Recap: Project Tomorrow at the 2015 California STEM Symposium

This is a special blog post from Project Tomorrow Direct of Advancement, Greg Nicholson:

We enjoyed seeing many colleagues and friends yesterday at the 2015 California STEM Symposium, and making new friends in our two sessions:  “The Gender Divide and Digital Learning in STEM Fields” and “Recruiting the Next Generation of STEM Teachers through YouthTEACH2Learn.”  Both topics have been much in the news lately, and so interest and attendance was high. 
In the second session, we discussed the fact that the teaching shortage, especially in STEM disciplines, has reached crisis proportions.  In California, according to the California Department of Education, the school year began with 21,500 open teaching positions, while only 15,000 new teaching credentials are issued per year.  This is a result, in part, of a 55% reduction in enrollment in teacher preparation programs in California in recent years.  Unfortunately, the problem is a national one; from 2010 to 2014 there has been a 30% drop in enrollment in teacher education.  The predictable result is an increase in the number of emergency credentials issued to underqualified teachers: up 36% in one year in California.
Project Tomorrow’s YouthTEACH2Learn (YT2L) program is addressing this crisis by moving the starting line for teacher recruitment from college to high school.  YT2L is a science and math education program in which high school students take a full year class to learn about teaching math and science. The students develop a series of hands-on science and math lessons and teach these standards-based lessons in local elementary school classrooms on a regular basis throughout the school year, increasing the time that elementary students have in authentic science and math instruction and allowing high school students to gain real world experiences within teaching.
In our session yesterday, we shared newly released YT2L program results from 2014-15.  Some of the highlights include:
  • Increased student interest in teaching: 63% indicated that they are now interested in teaching after taking the course (51% were considering it before)
  • 93% of participants were comfortable managing a classroom; teaching skills improved on all indicators as a result of the program
  • Plans for attending a 4 year college rose from 87% to 94% from the beginning of the program to the end
  • 84% of elementary teachers said their students were more excited about learning science after YT2L high school students taught them science lessons
Thank you to everyone who attended our sessions, and especially to the teachers and students of YouthTEACH2Learn!  We will continue to share our results, and look for more information on student interest in teaching careers as a result of a special question on Speak Up 2015, which is available now!

Don’t miss Project Tomorrow’s sessions at the California STEM Symposium!

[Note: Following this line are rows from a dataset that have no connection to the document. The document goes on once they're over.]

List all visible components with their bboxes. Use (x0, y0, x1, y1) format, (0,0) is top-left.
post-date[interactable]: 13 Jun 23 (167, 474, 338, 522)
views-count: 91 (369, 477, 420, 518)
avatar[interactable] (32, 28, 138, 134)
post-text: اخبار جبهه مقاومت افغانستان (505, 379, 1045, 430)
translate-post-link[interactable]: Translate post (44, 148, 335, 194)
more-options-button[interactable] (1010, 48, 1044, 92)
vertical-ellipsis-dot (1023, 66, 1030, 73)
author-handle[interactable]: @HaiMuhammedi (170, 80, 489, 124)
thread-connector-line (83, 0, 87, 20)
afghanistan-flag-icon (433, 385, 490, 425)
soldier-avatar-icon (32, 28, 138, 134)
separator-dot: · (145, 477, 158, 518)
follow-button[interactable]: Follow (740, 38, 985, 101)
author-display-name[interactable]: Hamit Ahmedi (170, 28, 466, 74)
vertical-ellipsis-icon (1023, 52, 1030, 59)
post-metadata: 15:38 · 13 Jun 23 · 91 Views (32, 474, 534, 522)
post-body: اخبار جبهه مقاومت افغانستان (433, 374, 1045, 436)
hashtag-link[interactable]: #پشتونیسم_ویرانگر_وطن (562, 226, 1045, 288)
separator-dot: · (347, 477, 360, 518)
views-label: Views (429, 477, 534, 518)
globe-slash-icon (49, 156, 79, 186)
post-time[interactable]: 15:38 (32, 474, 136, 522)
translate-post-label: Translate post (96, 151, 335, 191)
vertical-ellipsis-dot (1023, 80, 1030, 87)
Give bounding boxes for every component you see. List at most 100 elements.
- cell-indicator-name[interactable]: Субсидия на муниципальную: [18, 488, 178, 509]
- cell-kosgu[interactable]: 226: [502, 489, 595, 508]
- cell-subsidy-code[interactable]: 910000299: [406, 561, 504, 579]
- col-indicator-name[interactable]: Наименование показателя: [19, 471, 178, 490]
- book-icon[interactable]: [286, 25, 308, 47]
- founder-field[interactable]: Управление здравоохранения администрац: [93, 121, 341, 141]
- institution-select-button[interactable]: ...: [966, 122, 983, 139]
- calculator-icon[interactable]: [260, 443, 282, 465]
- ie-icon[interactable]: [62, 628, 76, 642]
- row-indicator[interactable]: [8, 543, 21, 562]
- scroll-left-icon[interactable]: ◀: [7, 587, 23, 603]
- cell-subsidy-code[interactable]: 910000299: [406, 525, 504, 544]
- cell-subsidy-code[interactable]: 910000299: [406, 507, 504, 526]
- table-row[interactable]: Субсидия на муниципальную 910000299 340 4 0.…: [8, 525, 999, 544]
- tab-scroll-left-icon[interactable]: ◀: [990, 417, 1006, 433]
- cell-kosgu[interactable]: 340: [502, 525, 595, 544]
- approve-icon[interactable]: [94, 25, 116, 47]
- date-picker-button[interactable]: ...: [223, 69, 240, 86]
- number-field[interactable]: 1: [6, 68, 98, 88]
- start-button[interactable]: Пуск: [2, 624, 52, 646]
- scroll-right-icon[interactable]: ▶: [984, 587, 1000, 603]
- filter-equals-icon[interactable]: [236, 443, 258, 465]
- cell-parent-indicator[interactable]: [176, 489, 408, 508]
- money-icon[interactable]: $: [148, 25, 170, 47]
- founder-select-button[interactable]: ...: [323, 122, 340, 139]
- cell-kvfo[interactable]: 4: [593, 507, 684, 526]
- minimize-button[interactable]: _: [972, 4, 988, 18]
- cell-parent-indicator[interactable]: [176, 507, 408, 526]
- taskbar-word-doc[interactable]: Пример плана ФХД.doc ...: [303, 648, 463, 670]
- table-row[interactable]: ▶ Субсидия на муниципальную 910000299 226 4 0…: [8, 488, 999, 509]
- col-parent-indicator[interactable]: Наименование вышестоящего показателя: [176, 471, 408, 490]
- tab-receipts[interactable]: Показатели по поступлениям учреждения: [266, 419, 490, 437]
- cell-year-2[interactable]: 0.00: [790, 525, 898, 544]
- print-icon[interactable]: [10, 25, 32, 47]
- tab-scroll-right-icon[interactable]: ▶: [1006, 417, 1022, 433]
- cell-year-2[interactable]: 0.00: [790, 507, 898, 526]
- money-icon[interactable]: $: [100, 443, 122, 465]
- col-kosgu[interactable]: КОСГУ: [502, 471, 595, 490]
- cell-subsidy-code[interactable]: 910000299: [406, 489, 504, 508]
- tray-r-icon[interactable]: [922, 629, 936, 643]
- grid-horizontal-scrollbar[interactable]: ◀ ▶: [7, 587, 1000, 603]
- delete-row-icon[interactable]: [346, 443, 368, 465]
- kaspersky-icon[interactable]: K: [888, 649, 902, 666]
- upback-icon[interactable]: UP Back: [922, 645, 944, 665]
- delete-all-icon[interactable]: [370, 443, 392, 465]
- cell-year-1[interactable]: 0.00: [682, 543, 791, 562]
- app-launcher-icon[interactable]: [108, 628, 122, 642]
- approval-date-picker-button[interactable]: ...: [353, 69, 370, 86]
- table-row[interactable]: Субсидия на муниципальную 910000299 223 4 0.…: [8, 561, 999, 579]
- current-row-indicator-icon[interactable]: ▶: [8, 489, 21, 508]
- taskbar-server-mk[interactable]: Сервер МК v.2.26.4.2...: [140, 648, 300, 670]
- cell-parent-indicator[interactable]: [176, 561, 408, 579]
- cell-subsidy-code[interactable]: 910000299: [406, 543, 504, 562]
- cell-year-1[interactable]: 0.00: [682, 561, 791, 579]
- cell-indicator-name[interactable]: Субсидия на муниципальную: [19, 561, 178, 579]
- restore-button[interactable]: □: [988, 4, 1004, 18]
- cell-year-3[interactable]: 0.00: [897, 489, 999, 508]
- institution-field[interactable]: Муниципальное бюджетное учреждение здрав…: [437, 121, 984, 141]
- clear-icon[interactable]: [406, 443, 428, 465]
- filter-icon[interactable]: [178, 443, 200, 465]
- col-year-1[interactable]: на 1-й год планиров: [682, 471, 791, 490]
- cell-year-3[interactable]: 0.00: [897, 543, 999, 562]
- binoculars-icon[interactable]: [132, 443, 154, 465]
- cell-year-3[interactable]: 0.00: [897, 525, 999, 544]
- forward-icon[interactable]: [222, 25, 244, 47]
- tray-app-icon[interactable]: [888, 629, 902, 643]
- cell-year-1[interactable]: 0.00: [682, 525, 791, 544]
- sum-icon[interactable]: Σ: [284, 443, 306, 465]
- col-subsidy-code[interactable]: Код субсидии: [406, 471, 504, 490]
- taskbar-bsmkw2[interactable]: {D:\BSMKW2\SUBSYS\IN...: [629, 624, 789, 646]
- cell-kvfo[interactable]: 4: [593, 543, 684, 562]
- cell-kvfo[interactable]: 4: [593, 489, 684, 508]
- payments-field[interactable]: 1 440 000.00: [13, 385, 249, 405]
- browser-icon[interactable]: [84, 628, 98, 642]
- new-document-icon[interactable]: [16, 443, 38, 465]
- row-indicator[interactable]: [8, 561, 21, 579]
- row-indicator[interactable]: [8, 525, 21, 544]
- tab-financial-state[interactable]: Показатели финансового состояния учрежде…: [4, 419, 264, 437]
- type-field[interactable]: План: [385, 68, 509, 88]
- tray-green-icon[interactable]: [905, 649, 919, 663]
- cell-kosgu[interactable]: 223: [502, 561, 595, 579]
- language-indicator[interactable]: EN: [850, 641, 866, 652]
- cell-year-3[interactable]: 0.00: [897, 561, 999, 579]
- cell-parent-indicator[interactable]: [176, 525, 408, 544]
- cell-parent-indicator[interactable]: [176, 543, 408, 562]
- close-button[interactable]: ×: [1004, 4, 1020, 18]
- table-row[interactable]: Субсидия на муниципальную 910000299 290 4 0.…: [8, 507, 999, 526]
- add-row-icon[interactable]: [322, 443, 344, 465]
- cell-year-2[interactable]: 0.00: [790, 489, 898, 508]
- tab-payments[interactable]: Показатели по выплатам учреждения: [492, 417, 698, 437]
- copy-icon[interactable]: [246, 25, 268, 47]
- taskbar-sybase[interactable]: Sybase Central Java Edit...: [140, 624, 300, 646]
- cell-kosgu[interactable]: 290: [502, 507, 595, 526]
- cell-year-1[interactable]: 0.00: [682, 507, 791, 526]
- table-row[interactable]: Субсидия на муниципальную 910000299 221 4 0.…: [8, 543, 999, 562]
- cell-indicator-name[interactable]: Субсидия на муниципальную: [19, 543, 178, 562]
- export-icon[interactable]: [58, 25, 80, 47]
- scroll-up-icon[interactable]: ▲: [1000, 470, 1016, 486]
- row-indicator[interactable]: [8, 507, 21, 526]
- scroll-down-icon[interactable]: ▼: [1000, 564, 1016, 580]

We are excited to attend this year’s California STEM Symposium at the Anaheim Convention Center and are thrilled to host two sessions today, October 29th! If you are at the symposium, be sure to mark your calendars for the following sessions:

The Gender Divide and Digital Learning in STEM Fields
Thursday, October 29
9:40am to 10:55 am
Room 206B
Presented by Ann McMullan, Project Tomorrow Consultant

Speak Up Project Research annually demonstrates the connection between gender differences in students’ use of digital resources for learning, and how girls want to use technology to explore STEM fields. This session will review the latest CA Speak Up results and discuss promising practices for erasing gender divides in learning.

Recruiting the Next Generation of STEM Teachers Through YouthTEACH2Learn
Thursday, October 29
3:30pm to 4:45pm
Room 207C
Presented by Gregory Nicholson, Director of Advancement, Project Tomorrow

YouthTEACH2Learn is a high school class teaching students how to develop and teach mathematics and science lessons to elementary students. Presenters share the experiences of students, past and present, and review seven years of research on this program’s impact on student interest and motivation to pursue STEM teaching careers.